With the homeward journey almost complete, there was time to overnight at the wharf in Woodridge on the D’Entrecasteaux Channel. It was time for the crew to unwind and celebrate a successful voyage.
On the final morning, I was on the helm as we headed north along the channel to Hobart. Off the starboard side was Bruny Island and from the port side I saw the small shipyard where the replica of the 1789 colonial brig, Lady Nelson, was built over 20 years ago. Hobart lay ahead and by the time we sailed into the harbour, the competitors in the Three Peaks Race were already home, the runners having climbed Mt Wellington, the last leg of their ultra marathon.

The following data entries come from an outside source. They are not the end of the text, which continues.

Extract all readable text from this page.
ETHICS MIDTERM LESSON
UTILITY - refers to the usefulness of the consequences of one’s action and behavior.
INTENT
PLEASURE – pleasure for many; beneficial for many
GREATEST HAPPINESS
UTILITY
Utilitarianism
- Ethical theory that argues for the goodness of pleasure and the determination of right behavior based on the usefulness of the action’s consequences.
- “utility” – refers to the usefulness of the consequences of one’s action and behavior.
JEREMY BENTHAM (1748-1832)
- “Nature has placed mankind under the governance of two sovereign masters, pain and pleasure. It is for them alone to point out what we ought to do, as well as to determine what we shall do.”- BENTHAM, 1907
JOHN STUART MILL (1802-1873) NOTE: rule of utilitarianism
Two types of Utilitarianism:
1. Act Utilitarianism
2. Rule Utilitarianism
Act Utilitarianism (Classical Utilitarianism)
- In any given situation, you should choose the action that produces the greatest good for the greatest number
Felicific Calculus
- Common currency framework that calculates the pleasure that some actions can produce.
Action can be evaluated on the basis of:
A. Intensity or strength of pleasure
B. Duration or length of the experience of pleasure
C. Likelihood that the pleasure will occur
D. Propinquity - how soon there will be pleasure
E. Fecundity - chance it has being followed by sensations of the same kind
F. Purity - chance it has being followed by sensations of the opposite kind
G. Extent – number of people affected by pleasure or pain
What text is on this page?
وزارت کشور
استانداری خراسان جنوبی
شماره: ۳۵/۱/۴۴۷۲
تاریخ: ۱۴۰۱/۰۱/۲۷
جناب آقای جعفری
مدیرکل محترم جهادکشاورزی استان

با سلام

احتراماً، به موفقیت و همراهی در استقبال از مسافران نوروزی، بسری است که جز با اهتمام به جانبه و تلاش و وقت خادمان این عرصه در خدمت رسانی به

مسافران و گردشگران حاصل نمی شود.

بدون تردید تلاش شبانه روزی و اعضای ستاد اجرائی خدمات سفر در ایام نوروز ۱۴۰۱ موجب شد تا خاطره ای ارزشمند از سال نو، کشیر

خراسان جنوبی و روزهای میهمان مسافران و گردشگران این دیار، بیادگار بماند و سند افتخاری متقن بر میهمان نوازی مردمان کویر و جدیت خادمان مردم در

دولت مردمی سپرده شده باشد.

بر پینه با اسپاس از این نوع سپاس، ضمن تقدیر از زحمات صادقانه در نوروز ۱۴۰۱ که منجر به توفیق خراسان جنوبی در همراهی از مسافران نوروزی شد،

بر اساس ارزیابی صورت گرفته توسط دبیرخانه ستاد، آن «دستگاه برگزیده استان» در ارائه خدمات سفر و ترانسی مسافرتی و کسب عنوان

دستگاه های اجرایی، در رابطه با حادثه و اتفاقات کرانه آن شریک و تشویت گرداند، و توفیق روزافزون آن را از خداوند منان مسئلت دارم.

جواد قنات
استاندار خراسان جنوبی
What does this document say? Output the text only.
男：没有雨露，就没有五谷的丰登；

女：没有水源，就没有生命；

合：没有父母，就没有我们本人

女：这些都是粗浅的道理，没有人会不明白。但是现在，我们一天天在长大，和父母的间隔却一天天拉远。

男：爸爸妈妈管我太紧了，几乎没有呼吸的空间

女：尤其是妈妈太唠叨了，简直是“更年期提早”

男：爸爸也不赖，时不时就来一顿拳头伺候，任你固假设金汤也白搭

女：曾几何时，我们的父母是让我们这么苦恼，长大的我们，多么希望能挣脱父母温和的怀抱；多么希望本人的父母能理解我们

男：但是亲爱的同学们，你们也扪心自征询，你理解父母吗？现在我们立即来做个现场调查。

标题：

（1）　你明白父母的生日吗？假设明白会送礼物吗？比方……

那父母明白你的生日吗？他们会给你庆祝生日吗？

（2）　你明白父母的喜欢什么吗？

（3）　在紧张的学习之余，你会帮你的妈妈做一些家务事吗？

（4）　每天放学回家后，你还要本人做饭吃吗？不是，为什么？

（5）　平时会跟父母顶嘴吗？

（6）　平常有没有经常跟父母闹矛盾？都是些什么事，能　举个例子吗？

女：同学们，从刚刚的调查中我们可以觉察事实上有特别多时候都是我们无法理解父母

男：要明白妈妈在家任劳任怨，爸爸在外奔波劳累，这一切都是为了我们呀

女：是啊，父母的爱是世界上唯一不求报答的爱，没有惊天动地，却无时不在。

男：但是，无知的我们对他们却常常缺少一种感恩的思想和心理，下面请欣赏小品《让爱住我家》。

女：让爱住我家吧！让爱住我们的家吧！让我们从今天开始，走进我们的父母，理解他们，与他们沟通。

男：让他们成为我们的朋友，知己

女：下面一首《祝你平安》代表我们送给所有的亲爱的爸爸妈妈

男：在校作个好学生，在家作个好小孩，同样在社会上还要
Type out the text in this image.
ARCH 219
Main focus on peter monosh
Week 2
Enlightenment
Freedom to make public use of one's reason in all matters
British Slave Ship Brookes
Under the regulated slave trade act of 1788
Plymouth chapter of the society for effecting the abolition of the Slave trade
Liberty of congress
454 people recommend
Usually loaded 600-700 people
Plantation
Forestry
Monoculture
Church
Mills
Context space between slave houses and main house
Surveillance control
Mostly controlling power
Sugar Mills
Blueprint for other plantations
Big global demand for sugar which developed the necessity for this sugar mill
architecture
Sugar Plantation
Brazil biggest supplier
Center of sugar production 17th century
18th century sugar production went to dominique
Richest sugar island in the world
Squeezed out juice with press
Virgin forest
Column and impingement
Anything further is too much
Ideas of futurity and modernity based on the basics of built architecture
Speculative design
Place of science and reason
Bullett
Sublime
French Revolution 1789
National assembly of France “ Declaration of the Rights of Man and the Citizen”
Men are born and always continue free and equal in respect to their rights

As I gazed along the wooden deck, mind drifted. I imagined what Van Diemen, D’Entrecasteaux and Boudin had thought when they first witnessed the spectacular scenery of the south east coast of this southern island. Standing on the deck of a tall ship provides an opportunity to step back in time and sail in the wake of the adventurers.
Thank you, Lady Nelson, for giving me that opportunity.
By Margaret Muir
Recollections by a seasoned crew member
The trip back to Hobart was much less of a drama, weather wise, than the trip up to Beauty Point. We had a small patch of rough weather which sent things banging and crashing in the galley, and we had some 'rock and rollers' once through the 'gap' at Tasman Island and Cape Pillar, so lunch was off during that ride.
Back at Coles Bay we rested for the day, swimming (the water was freezing, but once the numbness kicked in, it was fine) fishing and experimenting getting people out of the sea with the handy-billy was all good fun; even the Easter Bunny paid us all a visit. The sea was awash with dolphins on our way to Fortescue Bay - it was sheer magic; there were also large numbers of Sooty Faced Albatross, seals and plenty of fish.
Beautiful sunsets, sunrises and moonlight....what more could one ask. Well, there was just one thing we would have asked for. WIND !!!!!! Ah well....you can’t have everything. It was a fantastic trip nevertheless, and on our final night at Woodbridge we had an absolute ball singing with music, yarns and the odd splash of wine and beer kindly delivered (the pub was shut, a time when the old mobile phone proves its worth!!). Our much-deserved refreshments were personally delivered to the Lady, via the prearranged phone order. A car awaited our arrival and 'give that man a medal' (who must remain anonymous for security reasons!!!!!) handed over the 'grog' to a round of cheers and applause!!
What a wonderful way to round off the trip. Thank you to all.